被災地宮城の現状 野蒜駅はゴースト状態、旧東名駅は遺跡化

 3.11東日本大震災の被災地、宮城・石巻市は、コラムニストの木村和久さんが高校卒業までを過ごした地。木村さんが、縁ある人々の安否を自身の足で訪ねながら、震災直後から現在の状況までをレポートします。

 * * *
 野蒜(のびる)駅を見に行きます。いまだ解体されず、ゴースト状態のままがとても悲しいです。今でもJRの代行バスの停留所として使っているので、トイレは使えるから、利用できるものは利用しようという考えのようです。それにしても駅前のコンビニの破壊されぶりはすさまじい。当時を思い出してつらいです。

 もともと野蒜という地域は明治時代に、宮城県最大の港を造って貿易の要にする予定でした。プランは順調に進んだのですが、途中未曾有の台風に襲われ、一夜にして港が崩壊し、貿易港の夢は頓挫しました。その後、奥松島の観光拠点、遠浅の海水浴場として有名になるのですが、これがまた未曾有の津波に襲われ、街全てが破壊ですから。悲しくてやりきれません。

 ほか廃線となった旧東名駅は、以前にも増して雑草が生い茂り、遺跡化しています。どうしたものか、残すべきなのか、撤去すべきなのか悩むところです。松島側の新線の起点となるのが、陸前大塚駅です。ここはホームの隣が海ですから、高潮でも濡れてしまいます。これはいかんだろうということで、現在かさ上げの改良工事をしています。

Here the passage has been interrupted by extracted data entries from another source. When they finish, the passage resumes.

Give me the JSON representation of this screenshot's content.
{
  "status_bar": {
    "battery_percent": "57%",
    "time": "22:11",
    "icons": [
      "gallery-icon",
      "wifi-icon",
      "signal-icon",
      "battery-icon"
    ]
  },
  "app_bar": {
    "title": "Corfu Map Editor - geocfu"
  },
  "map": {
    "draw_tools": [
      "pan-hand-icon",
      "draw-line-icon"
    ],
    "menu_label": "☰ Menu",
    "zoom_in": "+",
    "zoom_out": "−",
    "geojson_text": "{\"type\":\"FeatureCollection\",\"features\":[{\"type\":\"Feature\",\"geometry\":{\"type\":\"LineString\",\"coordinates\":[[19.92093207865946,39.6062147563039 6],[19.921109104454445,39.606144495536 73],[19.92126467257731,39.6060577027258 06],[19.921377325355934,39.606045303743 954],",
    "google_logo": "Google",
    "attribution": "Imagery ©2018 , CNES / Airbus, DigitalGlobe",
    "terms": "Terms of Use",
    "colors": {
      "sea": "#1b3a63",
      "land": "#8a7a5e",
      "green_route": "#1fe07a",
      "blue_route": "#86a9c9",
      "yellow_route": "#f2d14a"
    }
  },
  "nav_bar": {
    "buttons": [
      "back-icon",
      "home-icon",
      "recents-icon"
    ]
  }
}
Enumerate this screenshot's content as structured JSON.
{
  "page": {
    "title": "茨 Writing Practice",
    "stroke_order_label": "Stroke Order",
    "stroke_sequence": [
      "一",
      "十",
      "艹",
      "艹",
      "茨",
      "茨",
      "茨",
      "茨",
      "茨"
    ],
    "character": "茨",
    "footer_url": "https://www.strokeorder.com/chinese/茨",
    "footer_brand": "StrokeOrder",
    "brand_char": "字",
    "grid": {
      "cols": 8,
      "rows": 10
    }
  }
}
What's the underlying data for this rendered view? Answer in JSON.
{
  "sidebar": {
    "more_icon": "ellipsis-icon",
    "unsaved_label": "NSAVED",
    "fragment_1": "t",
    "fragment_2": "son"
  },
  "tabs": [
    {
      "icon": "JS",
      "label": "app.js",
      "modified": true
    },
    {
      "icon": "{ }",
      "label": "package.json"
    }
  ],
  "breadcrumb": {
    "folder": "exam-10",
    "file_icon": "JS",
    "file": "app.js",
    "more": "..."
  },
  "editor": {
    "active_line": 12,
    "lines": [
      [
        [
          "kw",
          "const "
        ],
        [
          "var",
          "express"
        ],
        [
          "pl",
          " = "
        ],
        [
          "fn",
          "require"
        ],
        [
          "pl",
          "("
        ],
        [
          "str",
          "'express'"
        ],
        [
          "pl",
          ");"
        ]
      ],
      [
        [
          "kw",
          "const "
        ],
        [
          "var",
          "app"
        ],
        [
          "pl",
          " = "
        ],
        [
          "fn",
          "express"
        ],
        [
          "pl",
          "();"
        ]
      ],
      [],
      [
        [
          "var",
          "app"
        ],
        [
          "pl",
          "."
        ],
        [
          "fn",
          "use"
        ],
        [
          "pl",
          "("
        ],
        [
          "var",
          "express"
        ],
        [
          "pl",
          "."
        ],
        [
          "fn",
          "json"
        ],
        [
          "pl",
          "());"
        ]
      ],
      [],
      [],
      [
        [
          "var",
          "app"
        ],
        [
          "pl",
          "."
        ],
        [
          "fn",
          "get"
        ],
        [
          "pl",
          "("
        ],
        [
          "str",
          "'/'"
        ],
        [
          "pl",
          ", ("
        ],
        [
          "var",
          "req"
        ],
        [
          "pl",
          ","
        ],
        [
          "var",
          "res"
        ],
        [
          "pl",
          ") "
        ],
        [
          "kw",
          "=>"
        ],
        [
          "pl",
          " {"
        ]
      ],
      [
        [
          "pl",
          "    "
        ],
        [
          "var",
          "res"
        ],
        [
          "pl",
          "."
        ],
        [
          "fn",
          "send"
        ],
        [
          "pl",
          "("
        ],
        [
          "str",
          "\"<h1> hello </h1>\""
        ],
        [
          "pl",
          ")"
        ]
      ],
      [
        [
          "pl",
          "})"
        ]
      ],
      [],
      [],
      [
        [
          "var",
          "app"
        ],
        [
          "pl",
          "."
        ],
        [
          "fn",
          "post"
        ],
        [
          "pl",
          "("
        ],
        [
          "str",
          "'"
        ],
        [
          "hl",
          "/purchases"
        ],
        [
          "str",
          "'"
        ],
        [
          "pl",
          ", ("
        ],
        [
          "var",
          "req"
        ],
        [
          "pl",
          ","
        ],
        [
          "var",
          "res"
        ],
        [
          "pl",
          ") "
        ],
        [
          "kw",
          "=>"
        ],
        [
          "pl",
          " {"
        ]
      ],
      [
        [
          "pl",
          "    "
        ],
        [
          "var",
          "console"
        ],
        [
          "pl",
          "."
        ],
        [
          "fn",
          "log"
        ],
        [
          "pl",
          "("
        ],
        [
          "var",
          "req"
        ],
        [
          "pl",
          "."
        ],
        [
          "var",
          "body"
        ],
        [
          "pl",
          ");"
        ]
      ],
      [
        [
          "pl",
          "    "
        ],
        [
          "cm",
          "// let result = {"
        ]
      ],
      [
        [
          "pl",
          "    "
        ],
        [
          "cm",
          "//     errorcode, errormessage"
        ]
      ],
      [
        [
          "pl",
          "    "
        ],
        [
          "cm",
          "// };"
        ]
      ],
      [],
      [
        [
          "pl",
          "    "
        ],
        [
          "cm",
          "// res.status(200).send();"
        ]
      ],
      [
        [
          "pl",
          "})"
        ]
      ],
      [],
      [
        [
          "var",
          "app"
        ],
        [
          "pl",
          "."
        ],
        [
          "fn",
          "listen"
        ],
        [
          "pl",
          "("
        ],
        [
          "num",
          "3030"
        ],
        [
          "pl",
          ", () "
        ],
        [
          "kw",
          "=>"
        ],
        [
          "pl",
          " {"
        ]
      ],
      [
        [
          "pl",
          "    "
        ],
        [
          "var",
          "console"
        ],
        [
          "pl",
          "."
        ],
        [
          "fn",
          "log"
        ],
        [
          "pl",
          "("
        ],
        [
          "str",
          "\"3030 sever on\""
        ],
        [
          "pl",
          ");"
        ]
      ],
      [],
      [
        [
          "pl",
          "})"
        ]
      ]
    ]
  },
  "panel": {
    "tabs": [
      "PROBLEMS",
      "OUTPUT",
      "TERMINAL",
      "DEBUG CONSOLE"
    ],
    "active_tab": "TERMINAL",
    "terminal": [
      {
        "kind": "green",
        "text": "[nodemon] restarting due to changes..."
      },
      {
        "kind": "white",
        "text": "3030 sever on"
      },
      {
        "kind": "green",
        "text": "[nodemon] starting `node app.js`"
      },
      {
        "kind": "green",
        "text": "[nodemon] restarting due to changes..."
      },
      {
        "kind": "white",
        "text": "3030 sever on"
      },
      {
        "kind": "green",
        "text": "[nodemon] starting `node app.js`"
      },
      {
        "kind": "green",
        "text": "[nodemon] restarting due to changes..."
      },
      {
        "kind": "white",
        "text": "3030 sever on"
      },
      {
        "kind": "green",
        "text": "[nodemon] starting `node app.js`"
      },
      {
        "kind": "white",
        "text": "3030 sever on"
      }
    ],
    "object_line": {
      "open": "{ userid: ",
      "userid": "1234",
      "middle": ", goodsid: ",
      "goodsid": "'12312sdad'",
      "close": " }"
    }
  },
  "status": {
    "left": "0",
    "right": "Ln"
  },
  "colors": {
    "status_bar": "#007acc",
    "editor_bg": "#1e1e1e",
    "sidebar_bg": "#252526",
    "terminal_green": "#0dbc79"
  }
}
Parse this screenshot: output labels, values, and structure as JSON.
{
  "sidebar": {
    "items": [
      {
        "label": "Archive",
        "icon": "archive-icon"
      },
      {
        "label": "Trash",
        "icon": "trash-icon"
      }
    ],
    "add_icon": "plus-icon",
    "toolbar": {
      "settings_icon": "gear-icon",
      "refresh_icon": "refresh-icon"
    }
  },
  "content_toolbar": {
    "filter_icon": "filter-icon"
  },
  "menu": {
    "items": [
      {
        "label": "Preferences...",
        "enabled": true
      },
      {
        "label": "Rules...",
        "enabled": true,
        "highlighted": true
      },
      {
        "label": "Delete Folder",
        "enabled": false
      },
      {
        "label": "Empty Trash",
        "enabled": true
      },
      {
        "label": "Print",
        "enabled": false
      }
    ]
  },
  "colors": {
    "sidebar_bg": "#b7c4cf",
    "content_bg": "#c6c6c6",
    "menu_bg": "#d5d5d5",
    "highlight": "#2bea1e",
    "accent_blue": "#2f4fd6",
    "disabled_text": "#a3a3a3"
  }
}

 現在仙台と石巻間は、東北本線の小牛田経由で、延々2時間ぐらいかけて乗り継がなければなりません。たまに直通列車が運行されますが、あまりにも本数が少なく、見たことはありません。急いでいる人は、30分に1本走っている高速バスで70~80分ぐらいで着きます。

 これで仙石線が開通したら、仙台、石巻間は最短で50分で快速を走らせるとのこと。とにかく仙台への通勤、通学が不便で仕方ないです。早期の開通を望みます。そして新しく開通した仙石線で石巻に帰るのが、私のささやかな夢なのです。